It seems necessary to make some arbitrary choices and pursue their consequences. We will first note that e^{x} maps the real line onto the positive reals and that it is monotone increasing and continuous. Lets try to find an f that is monotone increasing.
f must increase faster than any polynomial for composed polynomials are polynomials and increase slower then e^{x}. f must increase slower than any exponential, on the other hand, for any double exponential increases faster than e^{x}. f’s domain must be the real line if the equation is to serve everywhere. If its range were merely the positive reals, and it was strictly monotone then f(f(x)) could not produce small positive numbers. If it is monotone increasing and its range includes all positive reals, then its domain must include some negative numbers. If it were monotone and its range included all negative numbers then f^{2}’s range would include all reals, contrary to assumption. Consequently we assume that the domain of f is (b, infinity) for some negative real b.
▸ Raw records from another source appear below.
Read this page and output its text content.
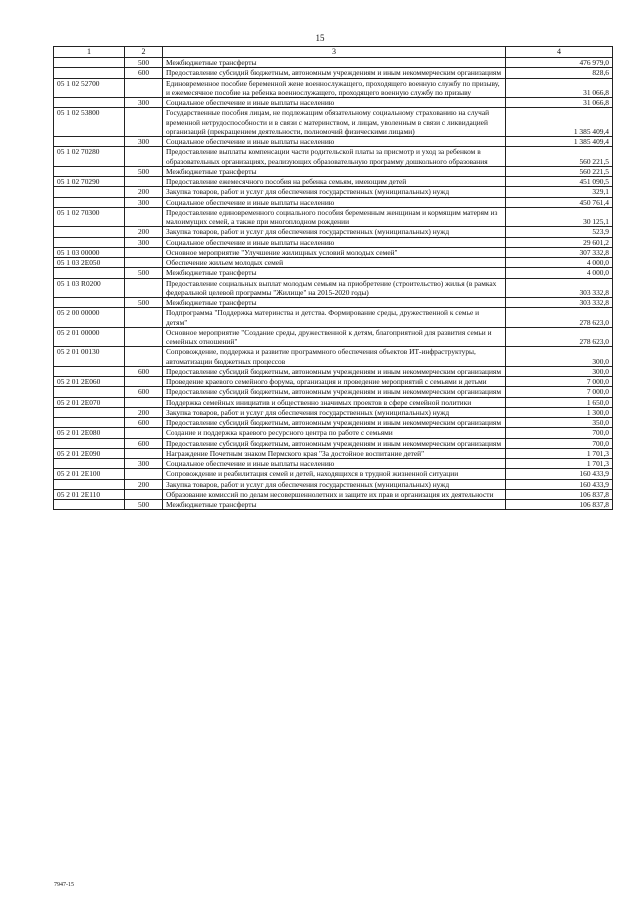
15
1	2	3	4
	500	Межбюджетные трансферты	476 979,0
	600	Предоставление субсидий бюджетным, автономным учреждениям и иным некоммерческим организациям	828,6
05 1 02 52700		Единовременное пособие беременной жене военнослужащего, проходящего военную службу по призыву, и ежемесячное пособие на ребенка военнослужащего, проходящего военную службу по призыву	31 066,8
	300	Социальное обеспечение и иные выплаты населению	31 066,8
05 1 02 53800		Государственные пособия лицам, не подлежащим обязательному социальному страхованию на случай временной нетрудоспособности и в связи с материнством, и лицам, уволенным в связи с ликвидацией организаций (прекращением деятельности, полномочий физическими лицами)	1 385 409,4
	300	Социальное обеспечение и иные выплаты населению	1 385 409,4
05 1 02 70280		Предоставление выплаты компенсации части родительской платы за присмотр и уход за ребенком в образовательных организациях, реализующих образовательную программу дошкольного образования	560 221,5
	500	Межбюджетные трансферты	560 221,5
05 1 02 70290		Предоставление ежемесячного пособия на ребенка семьям, имеющим детей	451 090,5
	200	Закупка товаров, работ и услуг для обеспечения государственных (муниципальных) нужд	329,1
	300	Социальное обеспечение и иные выплаты населению	450 761,4
05 1 02 70300		Предоставление единовременного социального пособия беременным женщинам и кормящим матерям из малоимущих семей, а также при многоплодном рождении	30 125,1
	200	Закупка товаров, работ и услуг для обеспечения государственных (муниципальных) нужд	523,9
	300	Социальное обеспечение и иные выплаты населению	29 601,2
05 1 03 00000		Основное мероприятие "Улучшение жилищных условий молодых семей"	307 332,8
05 1 03 2E050		Обеспечение жильем молодых семей	4 000,0
	500	Межбюджетные трансферты	4 000,0
05 1 03 R0200		Предоставление социальных выплат молодым семьям на приобретение (строительство) жилья (в рамках федеральной целевой программы "Жилище" на 2015-2020 годы)	303 332,8
	500	Межбюджетные трансферты	303 332,8
05 2 00 00000		Подпрограмма "Поддержка материнства и детства. Формирование среды, дружественной к семье и детям"	278 623,0
05 2 01 00000		Основное мероприятие "Создание среды, дружественной к детям, благоприятной для развития семьи и семейных отношений"	278 623,0
05 2 01 00130		Сопровождение, поддержка и развитие программного обеспечения объектов ИТ-инфраструктуры, автоматизации бюджетных процессов	300,0
	600	Предоставление субсидий бюджетным, автономным учреждениям и иным некоммерческим организациям	300,0
05 2 01 2E060		Проведение краевого семейного форума, организация и проведение мероприятий с семьями и детьми	7 000,0
	600	Предоставление субсидий бюджетным, автономным учреждениям и иным некоммерческим организациям	7 000,0
05 2 01 2E070		Поддержка семейных инициатив и общественно значимых проектов в сфере семейной политики	1 650,0
	200	Закупка товаров, работ и услуг для обеспечения государственных (муниципальных) нужд	1 300,0
	600	Предоставление субсидий бюджетным, автономным учреждениям и иным некоммерческим организациям	350,0
05 2 01 2E080		Создание и поддержка краевого ресурсного центра по работе с семьями	700,0
	600	Предоставление субсидий бюджетным, автономным учреждениям и иным некоммерческим организациям	700,0
05 2 01 2E090		Награждение Почетным знаком Пермского края "За достойное воспитание детей"	1 701,3
	300	Социальное обеспечение и иные выплаты населению	1 701,3
05 2 01 2E100		Сопровождение и реабилитация семей и детей, находящихся в трудной жизненной ситуации	160 433,9
	200	Закупка товаров, работ и услуг для обеспечения государственных (муниципальных) нужд	160 433,9
05 2 01 2E110		Образование комиссий по делам несовершеннолетних и защите их прав и организация их деятельности	106 837,8
	500	Межбюджетные трансферты	106 837,8
7947-15
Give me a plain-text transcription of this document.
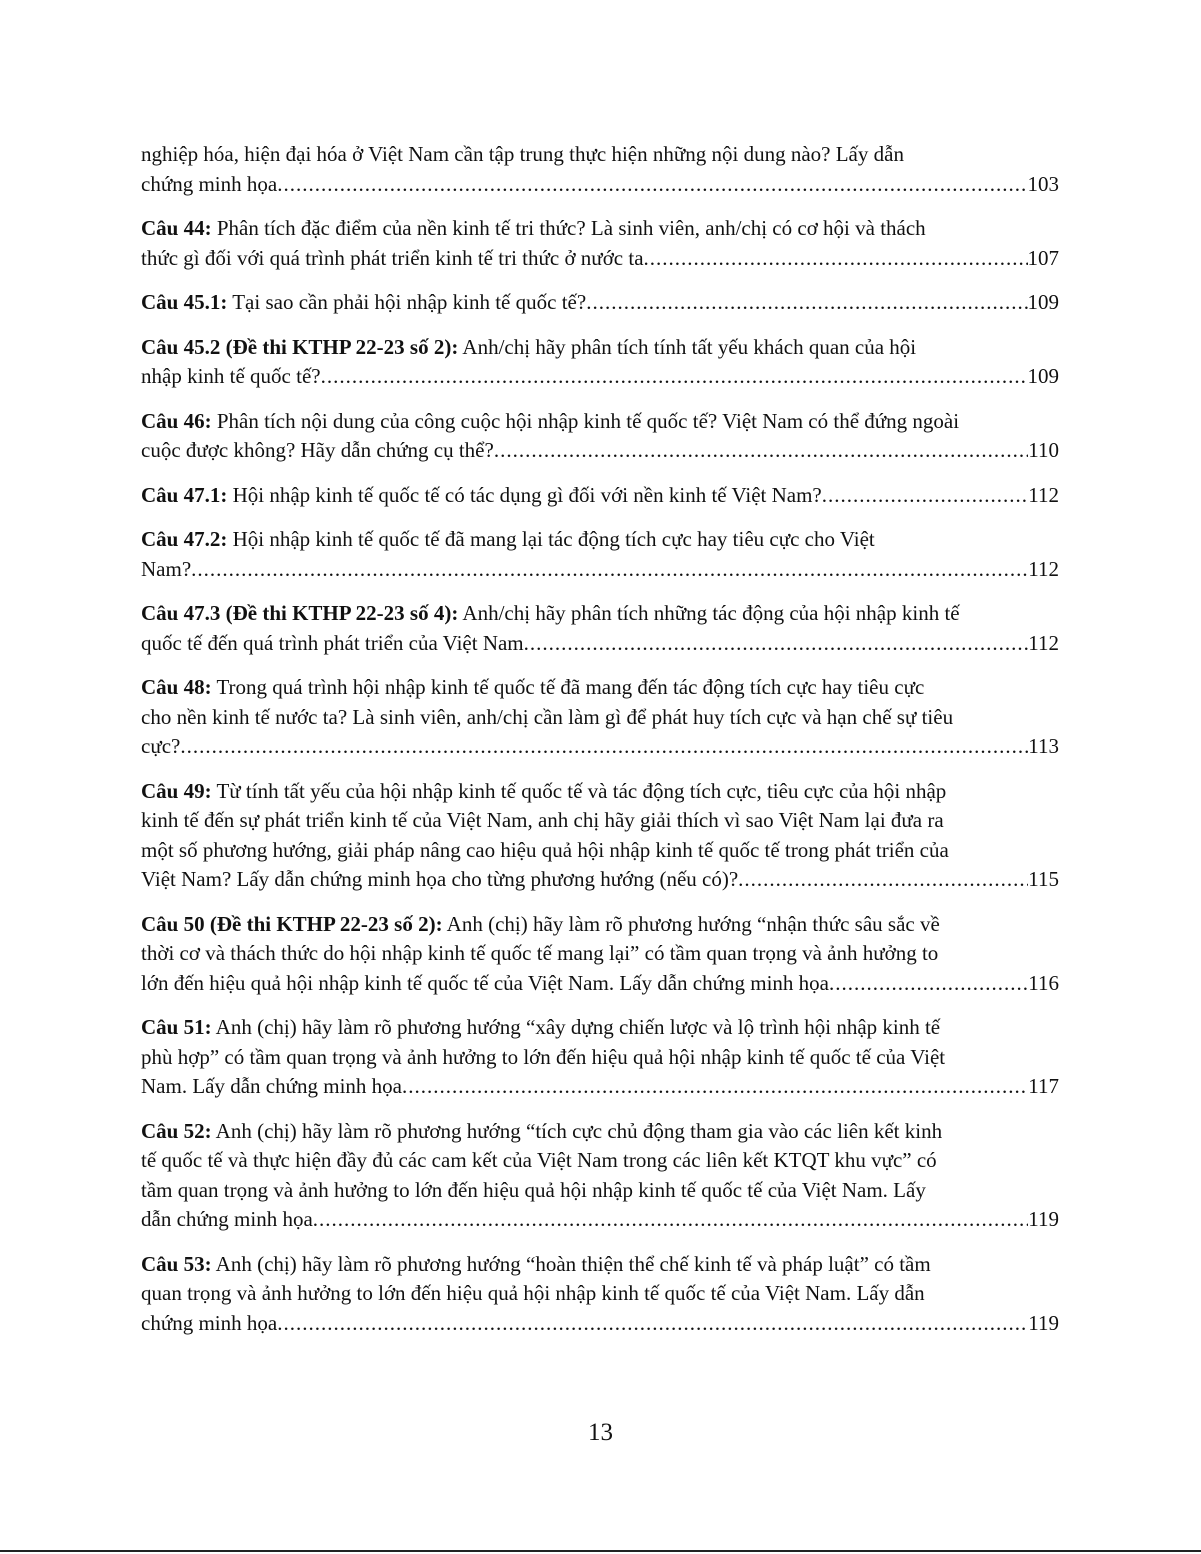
nghiệp hóa, hiện đại hóa ở Việt Nam cần tập trung thực hiện những nội dung nào? Lấy dẫn
chứng minh họa .....	103
Câu 44: Phân tích đặc điểm của nền kinh tế tri thức? Là sinh viên, anh/chị có cơ hội và thách
thức gì đối với quá trình phát triển kinh tế tri thức ở nước ta .....	107
Câu 45.1: Tại sao cần phải hội nhập kinh tế quốc tế? .....	109
Câu 45.2 (Đề thi KTHP 22-23 số 2): Anh/chị hãy phân tích tính tất yếu khách quan của hội
nhập kinh tế quốc tế? .....	109
Câu 46: Phân tích nội dung của công cuộc hội nhập kinh tế quốc tế? Việt Nam có thể đứng ngoài
cuộc được không? Hãy dẫn chứng cụ thể? .....	110
Câu 47.1: Hội nhập kinh tế quốc tế có tác dụng gì đối với nền kinh tế Việt Nam? .....	112
Câu 47.2: Hội nhập kinh tế quốc tế đã mang lại tác động tích cực hay tiêu cực cho Việt
Nam? .....	112
Câu 47.3 (Đề thi KTHP 22-23 số 4): Anh/chị hãy phân tích những tác động của hội nhập kinh tế
quốc tế đến quá trình phát triển của Việt Nam .....	112
Câu 48: Trong quá trình hội nhập kinh tế quốc tế đã mang đến tác động tích cực hay tiêu cực
cho nền kinh tế nước ta? Là sinh viên, anh/chị cần làm gì để phát huy tích cực và hạn chế sự tiêu
cực? .....	113
Câu 49: Từ tính tất yếu của hội nhập kinh tế quốc tế và tác động tích cực, tiêu cực của hội nhập
kinh tế đến sự phát triển kinh tế của Việt Nam, anh chị hãy giải thích vì sao Việt Nam lại đưa ra
một số phương hướng, giải pháp nâng cao hiệu quả hội nhập kinh tế quốc tế trong phát triển của
Việt Nam? Lấy dẫn chứng minh họa cho từng phương hướng (nếu có)? .....	115
Câu 50 (Đề thi KTHP 22-23 số 2): Anh (chị) hãy làm rõ phương hướng “nhận thức sâu sắc về
thời cơ và thách thức do hội nhập kinh tế quốc tế mang lại” có tầm quan trọng và ảnh hưởng to
lớn đến hiệu quả hội nhập kinh tế quốc tế của Việt Nam. Lấy dẫn chứng minh họa .....	116
Câu 51: Anh (chị) hãy làm rõ phương hướng “xây dựng chiến lược và lộ trình hội nhập kinh tế
phù hợp” có tầm quan trọng và ảnh hưởng to lớn đến hiệu quả hội nhập kinh tế quốc tế của Việt
Nam. Lấy dẫn chứng minh họa .....	117
Câu 52: Anh (chị) hãy làm rõ phương hướng “tích cực chủ động tham gia vào các liên kết kinh
tế quốc tế và thực hiện đầy đủ các cam kết của Việt Nam trong các liên kết KTQT khu vực” có
tầm quan trọng và ảnh hưởng to lớn đến hiệu quả hội nhập kinh tế quốc tế của Việt Nam. Lấy
dẫn chứng minh họa .....	119
Câu 53: Anh (chị) hãy làm rõ phương hướng “hoàn thiện thể chế kinh tế và pháp luật” có tầm
quan trọng và ảnh hưởng to lớn đến hiệu quả hội nhập kinh tế quốc tế của Việt Nam. Lấy dẫn
chứng minh họa .....	119
13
Continuity requires that f(-infinity) = b. Starting from there we can begin to build a value table for f:
x | f(x) |
-infin | b |
b | 0 |
0 | e^{b} |
e^{b} | 1 |
1 | e^{eb} |
e^{eb} | e |
e | e^{eeb} |
We can now choose another value c between -infinity and b and choose a value for f(c) to satisfy f(-infinity) < f(c) < f(b). These two choices generate a new series of interposed values in our table. We can continue doing this until our choices generate a dense set of values after which continuity determines all values of f. (It is possible but unnecessary to choose so that f is discontinuous.) Indeed if we choose that f is linear in the interval (c, b) then f will be continuous everywhere.